Den Koop-Modus des Spiels konnten wir im Rahmen unseres Tests leider nicht anspielen. Dieser bietet euch aber laut den Entwicklern die Möglichkeit, sämtliche Aktivitäten im Spiel zu zweit zu erleben und kann dank Cross-Gen-Funktionalität auch ältere Plattformen mit neuen Konsolen desselben Herstellers verbinden. Mit der Playstation 5 könnt ihr also zum Beispiel mit Freunden spielen, die das Spiel für die PS4 gekauft haben, dafür aber nicht mit XBox-Spielern.
Vor dem Fazit
Wer sich im Internet einmal ein wenig nach Bewertungen für den aktuellen “Saints Row”-Teil umguckt, wird schnell bemerken, dass die Meinungen zum Titel bei Spielern und Testern der Presse teilweise ungewöhnlich weit auseinander gehen.

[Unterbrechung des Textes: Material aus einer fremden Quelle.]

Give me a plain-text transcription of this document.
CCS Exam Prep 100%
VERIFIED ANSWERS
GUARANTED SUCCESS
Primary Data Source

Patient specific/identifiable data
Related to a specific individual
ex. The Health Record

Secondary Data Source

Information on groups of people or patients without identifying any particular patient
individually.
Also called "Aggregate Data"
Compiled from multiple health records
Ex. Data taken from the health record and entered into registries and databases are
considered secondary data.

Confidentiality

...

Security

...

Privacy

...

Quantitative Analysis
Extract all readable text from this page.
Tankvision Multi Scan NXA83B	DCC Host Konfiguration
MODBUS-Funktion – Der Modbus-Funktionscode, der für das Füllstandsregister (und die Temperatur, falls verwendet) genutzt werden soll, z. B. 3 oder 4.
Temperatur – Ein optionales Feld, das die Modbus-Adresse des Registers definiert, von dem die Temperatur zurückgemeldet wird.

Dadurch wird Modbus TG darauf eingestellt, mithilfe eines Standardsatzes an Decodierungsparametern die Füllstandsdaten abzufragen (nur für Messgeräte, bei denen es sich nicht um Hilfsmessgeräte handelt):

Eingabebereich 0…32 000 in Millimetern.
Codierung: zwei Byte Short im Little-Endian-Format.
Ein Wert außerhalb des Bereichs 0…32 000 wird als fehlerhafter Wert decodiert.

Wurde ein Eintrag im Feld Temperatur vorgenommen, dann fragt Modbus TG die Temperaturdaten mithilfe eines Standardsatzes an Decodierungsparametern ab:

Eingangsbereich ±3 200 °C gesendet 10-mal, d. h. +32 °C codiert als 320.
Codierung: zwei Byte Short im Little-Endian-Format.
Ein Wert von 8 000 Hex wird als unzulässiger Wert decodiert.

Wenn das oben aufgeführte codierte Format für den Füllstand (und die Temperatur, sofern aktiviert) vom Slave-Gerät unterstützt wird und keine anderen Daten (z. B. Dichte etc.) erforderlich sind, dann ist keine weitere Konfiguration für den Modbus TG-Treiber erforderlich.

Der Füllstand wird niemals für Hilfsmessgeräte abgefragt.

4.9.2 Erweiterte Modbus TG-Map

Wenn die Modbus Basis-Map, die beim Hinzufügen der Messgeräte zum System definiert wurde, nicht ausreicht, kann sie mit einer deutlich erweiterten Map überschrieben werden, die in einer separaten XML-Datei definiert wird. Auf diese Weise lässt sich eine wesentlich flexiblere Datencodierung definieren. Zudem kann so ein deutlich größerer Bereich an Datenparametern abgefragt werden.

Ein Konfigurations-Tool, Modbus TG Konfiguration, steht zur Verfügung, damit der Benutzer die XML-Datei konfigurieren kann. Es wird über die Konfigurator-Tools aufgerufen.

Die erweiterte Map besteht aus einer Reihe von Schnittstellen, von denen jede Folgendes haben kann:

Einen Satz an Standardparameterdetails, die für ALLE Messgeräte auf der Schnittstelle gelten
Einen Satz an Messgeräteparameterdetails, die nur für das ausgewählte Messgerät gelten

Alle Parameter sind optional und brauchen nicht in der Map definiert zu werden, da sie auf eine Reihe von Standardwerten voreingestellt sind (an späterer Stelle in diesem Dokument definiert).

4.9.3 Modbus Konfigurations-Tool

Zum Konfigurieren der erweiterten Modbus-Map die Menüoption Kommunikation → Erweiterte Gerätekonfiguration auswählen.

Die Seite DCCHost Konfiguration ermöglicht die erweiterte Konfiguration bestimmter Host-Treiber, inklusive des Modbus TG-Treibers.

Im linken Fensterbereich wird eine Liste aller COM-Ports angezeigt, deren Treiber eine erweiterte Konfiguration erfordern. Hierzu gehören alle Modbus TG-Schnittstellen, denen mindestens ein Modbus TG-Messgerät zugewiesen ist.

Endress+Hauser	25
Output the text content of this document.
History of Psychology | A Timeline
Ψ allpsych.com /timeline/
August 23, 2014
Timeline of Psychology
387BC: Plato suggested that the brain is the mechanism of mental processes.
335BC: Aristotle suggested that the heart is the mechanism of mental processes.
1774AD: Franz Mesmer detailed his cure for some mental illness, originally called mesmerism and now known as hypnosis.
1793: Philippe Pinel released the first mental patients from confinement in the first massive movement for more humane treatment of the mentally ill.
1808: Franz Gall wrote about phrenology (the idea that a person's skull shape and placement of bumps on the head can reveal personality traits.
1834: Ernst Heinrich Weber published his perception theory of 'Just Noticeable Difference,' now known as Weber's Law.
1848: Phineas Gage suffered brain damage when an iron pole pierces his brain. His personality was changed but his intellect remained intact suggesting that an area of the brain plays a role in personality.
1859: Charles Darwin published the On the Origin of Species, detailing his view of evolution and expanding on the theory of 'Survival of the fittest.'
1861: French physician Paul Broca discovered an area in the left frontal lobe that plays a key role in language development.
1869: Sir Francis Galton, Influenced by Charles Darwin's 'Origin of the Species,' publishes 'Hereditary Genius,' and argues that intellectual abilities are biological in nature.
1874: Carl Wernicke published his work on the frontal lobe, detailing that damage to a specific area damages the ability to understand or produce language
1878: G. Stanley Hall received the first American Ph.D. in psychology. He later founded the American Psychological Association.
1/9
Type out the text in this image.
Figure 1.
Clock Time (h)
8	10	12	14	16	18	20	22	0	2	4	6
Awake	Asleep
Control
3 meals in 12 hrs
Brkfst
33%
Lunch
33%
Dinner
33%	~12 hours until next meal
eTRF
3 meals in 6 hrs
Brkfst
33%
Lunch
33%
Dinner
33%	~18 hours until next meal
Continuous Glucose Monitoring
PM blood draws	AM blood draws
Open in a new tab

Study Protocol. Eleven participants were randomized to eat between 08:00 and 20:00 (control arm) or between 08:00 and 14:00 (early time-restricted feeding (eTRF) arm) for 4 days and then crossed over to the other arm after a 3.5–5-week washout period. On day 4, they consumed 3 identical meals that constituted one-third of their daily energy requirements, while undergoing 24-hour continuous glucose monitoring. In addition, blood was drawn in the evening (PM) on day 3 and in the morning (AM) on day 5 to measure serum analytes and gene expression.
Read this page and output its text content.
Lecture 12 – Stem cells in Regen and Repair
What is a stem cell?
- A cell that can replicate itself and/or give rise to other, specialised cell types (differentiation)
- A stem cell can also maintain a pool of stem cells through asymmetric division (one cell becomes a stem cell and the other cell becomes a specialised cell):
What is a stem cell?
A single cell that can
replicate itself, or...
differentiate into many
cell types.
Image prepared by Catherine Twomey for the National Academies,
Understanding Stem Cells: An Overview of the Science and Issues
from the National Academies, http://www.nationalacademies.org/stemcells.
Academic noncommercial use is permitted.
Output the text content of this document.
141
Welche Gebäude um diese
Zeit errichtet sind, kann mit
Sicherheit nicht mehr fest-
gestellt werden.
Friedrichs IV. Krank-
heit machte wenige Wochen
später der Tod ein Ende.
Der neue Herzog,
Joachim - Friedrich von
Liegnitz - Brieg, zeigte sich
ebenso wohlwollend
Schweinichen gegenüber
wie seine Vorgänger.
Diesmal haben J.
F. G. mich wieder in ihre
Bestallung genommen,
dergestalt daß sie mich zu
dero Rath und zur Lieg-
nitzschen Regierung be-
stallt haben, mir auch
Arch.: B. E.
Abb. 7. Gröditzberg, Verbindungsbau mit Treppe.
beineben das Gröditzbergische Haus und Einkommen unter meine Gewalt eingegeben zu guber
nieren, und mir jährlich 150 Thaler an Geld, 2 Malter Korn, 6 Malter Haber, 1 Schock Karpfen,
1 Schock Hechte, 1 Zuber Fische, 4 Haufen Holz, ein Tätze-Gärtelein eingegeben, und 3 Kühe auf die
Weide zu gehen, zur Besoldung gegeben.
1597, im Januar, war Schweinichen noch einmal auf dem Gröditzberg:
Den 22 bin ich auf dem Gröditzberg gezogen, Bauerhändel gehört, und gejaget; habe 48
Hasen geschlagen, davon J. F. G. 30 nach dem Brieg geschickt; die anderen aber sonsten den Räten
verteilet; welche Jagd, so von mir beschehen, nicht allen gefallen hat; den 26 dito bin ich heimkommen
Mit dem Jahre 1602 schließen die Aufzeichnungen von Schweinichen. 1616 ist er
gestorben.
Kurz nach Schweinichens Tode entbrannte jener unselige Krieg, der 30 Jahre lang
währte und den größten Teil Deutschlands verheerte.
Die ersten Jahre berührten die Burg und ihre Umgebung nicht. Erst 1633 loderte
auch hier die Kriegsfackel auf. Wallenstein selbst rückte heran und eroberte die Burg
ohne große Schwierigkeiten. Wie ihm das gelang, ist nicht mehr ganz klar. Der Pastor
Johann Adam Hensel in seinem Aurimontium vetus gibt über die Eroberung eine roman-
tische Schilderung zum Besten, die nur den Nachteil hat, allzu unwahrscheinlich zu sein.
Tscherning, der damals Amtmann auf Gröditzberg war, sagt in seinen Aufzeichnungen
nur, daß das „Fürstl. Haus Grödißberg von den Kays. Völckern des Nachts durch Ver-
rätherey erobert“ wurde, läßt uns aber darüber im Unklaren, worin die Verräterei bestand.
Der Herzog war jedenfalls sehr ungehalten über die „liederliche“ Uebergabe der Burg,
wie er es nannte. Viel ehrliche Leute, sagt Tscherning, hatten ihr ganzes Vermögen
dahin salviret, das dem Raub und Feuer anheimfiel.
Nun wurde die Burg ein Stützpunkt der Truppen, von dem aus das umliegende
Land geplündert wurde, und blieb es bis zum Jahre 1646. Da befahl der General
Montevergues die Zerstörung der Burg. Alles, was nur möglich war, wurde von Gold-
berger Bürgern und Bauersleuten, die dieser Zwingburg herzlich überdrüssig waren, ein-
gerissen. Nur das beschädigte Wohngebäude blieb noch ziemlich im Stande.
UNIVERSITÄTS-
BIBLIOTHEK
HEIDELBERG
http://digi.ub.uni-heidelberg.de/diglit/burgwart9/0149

Warum das so ist, hat zumindest zwei mögliche Gründe, die wir uns vor unserer Bewertung einmal ansehen wollen:
Zum einen ist das Reboot im Vergleich zu seinen Vorgängern deutlich bodenständiger und an das aktuelle soziale Klima unserer realen Welt angepasst. Vorbei sind die Zeiten, in denen ihr virtuelle Frauen mit einem Riesendildo verprügeln konntet oder als Präsident der Vereinigten Staaten eine Alien-Invasionen abwehren musstet. Stattdessen gibt es jetzt umfassende Charakteranpassungen, in denen das Geschlecht nahezu übergangslos an alle Wünsche angepasst werden kann und eine Handlung, die sich in einem überschaubaren Rahmen um ein wenig Realismus bemüht. Das sind für sich genommen und auf das gesamte Spiel betrachtet keine allzu großen Umstellungen, zumal der Titel immer noch vor Albernheiten und massiv übertriebener Action überquillt, kann aber trotzdem manchem Fan der vorherigen Teile vor den Kopf stoßen. Zum anderen wären da die vielen kleinen Fehler, die das Spiel in seiner aktuellen Form stellenweise unpoliert wirken lassen und damit ebenfalls für einen mehr oder weniger nachvollziehbaren Punktabzug bei vielen Bewertungen sorgen. Ein Problem, das schon so manchem großen Titel in den letzten Jahren zum Verhängnis wurde. Auch wir reduzieren die Wertung für den Titel aufgrund seiner technischen Mängel um einen halben Punkt. Mehr wäre in diesem Fall nur schwer vertretbar, da unsere Testversion auf der Series X nie ernste Probleme gemacht hat.
Fazit:
Schlussendlich ist das aktuelle Saints Row Reboot ein durchaus witziges und unterhaltsames Spiel, das mit einer gut geschriebenen Handlung, sympathischen Charakteren und viel Inhalt punkten kann. Zwar sorgen viele sich wiederholende Sammelmissionen stellenweise für ein wenig Eintönigkeit, doch selbst wenn ihr diese Aufgaben auslasst und euch nur auf die tolle Haupthandlung konzentriert, werdet ihr mit dem Titel entspannte 20 Stunden zu tun haben. Wer dringend eine Überbrückung bis zum nächsten GTA-Teil braucht, sich nicht an den aktuell noch vorhandenen Fehlern im Spiel stört und nicht zwingend auf den teils derben “Humor” der Vorgänger besteht, kann gerne zugreifen. Für alle anderen, die an dem Genre grundsätzlich Interesse haben, kann das Spiel bedenkenlos auf einen Wunschzettel und ein wenig später geholt werden. Spaß wird es dann auch noch machen.